Лежа ночью на нарах, глядя в гнилую темноту камеры, Павел чесался до крови и думал о том, что лучше бы его взяли сразу, вместе со всеми, а не через несколько дней.
Он был единственным, кому удалось уйти, осесть на дно после разборки с дроздовской командой в «Витязе». Он сам удивился, что ушел так легко, и поверил, дурак, будто и дальше ему повезет. Но заложили свои же. Только свои знали, что он мог прятаться у Наташкиной бабки, в старой заброшенной деревне Коптево под Тулой. Только свои. Сами менты не то что бабку, и Наташку не вычислили бы. Никто про их дружбу-любовь не знал, даже родители.
А теперь выходит, что лучше бы его взяли сразу, со всеми. Кто-то шлепнул-таки певца Азарова, уцелевшего при разборке. И по всем раскладам получалось, что именно он, Пашка Севастьянов, первый подозреваемый. Азарова шлепнули утром, а Пашку взяли поздно вечером. Он вполне мог смотаться в Москву из села Коптева и вернуться обратно. И мотив у него был, и время. А что бабка Наташкина слепая-глухая честно сказала, что никуда Пашка не уезжал в тот день, наоборот, крышу чинил, так это не в счет. Никто его, кроме бабки, на крыше не видел. А она ведь слепая, глухая, ей девяносто лет. Она перепутать может и день, и час, и самого Пашку. Не в счет такой свидетель. Единственный свидетель – не в счет.
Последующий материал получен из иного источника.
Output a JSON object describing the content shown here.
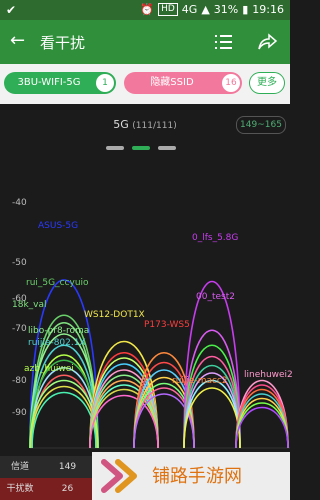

В тесной камере, под храп, стоны и сонные бормотания соседей, Пашка-Сева думал о том, что менты с удовольствием скинут на него убийство Азарова. И нет у него ни малейшего шанса отмазаться. А это вышак…
Уснуть Севастьянову удалось только на рассвете. Это был дурной, нездоровый сон. Зудела кожа, расчесанная до крови, снились кошмары, вставало из тухлой темноты смеющееся гладкое лицо Азарова, даже песенка звучала в ушах про неверную любовь.
– Уйди! – орал Пашка во сне. – Я тебя не мочил! Уйди!
В камере был подъем, нарастала волна привычных звуков: кашель, кряхтение, унылые матюги просыпающихся соседей. Кто-то мочился у параши, и брызги летели прямо на Пашку. Лязгнуло железо, загремели миски с утренней баландой. Пашка тер кулаками слипшиеся, мутные глаза, тряс головой, чтобы скинуть с себя остатки кошмарного, тяжелого забытья.
– Севастьянов! На допрос! – услышал он сквозь звон в ушах и камерный шум.
Его ввели в пустую камеру. За столом сидел опер Сичкин. Пашка удивился и обрадовался. Он думал, допрашивать будет следователь, старый козел с колючими ледяными глазками, безжалостный, въедливый, к тому же некурящий. А этот опер – совсем другое дело. Он по сравнению со следователем просто отец родной.
– Чайку бы, – промямлил Пашка, затравленно озираясь по сторонам, – и это, покурить дайте!
Сичкин вызвал дежурного, чаю принесли горячего, сладкого и крепкого. Пашка зажмурился от удовольствия. А добрый опер выложил перед ним еще и два бутерброда, с колбасой и с сыром. Потом сигареты протянул.
– Здорово ты влип, Паша, – вздохнул опер, закуривая, – очень здорово влип. Но это ты и без меня знаешь.
– Я не убивал, – ковыряя отбитый уголок стола и не глядя оперу в глаза, произнес Севастьянов, – когда был тот базар с дроздовскими, я палил как все. Это правда. А певца я не убивал.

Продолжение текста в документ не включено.